Billy Crudup stars as Sam, a father shattered by the death of his college-age son. Following the death, Sam discovers his son’s music and uses it to try to reconnect and make some sort of sense of the event. Macy quickly moves us through the death and then the movie really starts. Sam descends into an alcohol-fueled darkness and then slowly reemerges through the discovered music.
Crudup appears in virtually every scene and holds the film together. He plays Sam in a way that makes us consistently question just how much pity he should be shown. Secondary characters, played by Felicity Huffman, Laurence Fishburne and Selena Gomez, come in and out of Sam’s life. But it’s Sam’s relationship with Quentin, played by Anton Yelchin, which provides the most interest.
The music in Rudderless is good enough to make you want to get the soundtrack, but the songs will be missing something. They are partners with the film and in need of each other.
When Quentin hears Sam perform the songs acoustically, the young man is captivated. He persuades Sam to form a band and to develop the songs. The band eventually gains a local following. The surrogate son/father figure dynamic unfolds and secrets from both Sam and Quentin are slowly revealed.
Rudderless is a story of building and rebuilding. Like the songs, the relationship between Sam and Quentin starts simply and then evolves into a more elaborate structure. Their connection is rooted in music but fueled by different reasons and needs.

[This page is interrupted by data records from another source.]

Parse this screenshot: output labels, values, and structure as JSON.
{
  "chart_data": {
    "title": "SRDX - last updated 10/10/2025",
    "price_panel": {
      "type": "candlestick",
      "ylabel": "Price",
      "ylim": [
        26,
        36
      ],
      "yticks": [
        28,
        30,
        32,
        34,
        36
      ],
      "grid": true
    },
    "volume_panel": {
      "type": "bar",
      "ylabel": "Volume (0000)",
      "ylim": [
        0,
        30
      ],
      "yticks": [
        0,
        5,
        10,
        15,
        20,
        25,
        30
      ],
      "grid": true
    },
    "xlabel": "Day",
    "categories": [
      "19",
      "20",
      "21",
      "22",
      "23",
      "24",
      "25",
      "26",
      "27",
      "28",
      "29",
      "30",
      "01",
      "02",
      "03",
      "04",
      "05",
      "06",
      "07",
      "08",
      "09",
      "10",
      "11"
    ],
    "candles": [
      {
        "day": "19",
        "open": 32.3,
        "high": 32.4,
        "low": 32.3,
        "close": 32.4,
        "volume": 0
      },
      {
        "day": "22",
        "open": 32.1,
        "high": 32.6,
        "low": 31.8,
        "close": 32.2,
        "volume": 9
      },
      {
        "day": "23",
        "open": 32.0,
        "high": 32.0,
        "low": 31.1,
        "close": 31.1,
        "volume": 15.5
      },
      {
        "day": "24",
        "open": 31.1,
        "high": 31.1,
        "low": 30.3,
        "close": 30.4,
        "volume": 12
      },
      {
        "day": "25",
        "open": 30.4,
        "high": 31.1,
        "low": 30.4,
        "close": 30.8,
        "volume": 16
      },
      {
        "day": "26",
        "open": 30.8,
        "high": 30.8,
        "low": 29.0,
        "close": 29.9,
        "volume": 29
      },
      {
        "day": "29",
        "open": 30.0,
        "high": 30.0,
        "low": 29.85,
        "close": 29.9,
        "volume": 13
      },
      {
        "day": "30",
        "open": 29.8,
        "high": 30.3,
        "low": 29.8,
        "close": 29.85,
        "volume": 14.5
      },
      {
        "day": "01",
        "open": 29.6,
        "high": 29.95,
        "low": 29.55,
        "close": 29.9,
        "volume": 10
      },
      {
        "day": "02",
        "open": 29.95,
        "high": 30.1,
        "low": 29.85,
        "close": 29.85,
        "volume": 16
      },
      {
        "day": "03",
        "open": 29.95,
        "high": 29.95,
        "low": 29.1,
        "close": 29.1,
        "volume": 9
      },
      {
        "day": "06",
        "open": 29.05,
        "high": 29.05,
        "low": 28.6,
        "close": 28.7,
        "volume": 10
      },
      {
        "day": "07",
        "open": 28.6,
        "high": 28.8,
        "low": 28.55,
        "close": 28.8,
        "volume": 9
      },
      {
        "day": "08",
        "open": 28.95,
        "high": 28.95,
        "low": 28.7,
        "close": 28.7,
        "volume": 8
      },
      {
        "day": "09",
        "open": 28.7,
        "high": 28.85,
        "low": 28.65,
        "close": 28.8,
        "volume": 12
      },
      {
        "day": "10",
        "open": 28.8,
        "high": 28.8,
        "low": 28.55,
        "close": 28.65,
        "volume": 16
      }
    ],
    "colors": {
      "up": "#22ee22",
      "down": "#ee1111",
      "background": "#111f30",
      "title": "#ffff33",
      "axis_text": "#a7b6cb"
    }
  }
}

The film deals with questions of loss, redemption, responsibility and forgiveness. Macy does a good job of giving us main characters that continue to develop and keep our interest. But he does an even better job of setting us up for an unexpected twist that ultimately forces us to reexamine everything we thought about both the story and the music.
The music in Rudderless is good enough to make you want to get the soundtrack, but the songs will be missing something. They are partners with the film and in need of each other. I suppose in the context of a film that revolves around and relies on music, this is the ultimate compliment to both the director and the musicians.
Rudderless is in theaters this Friday.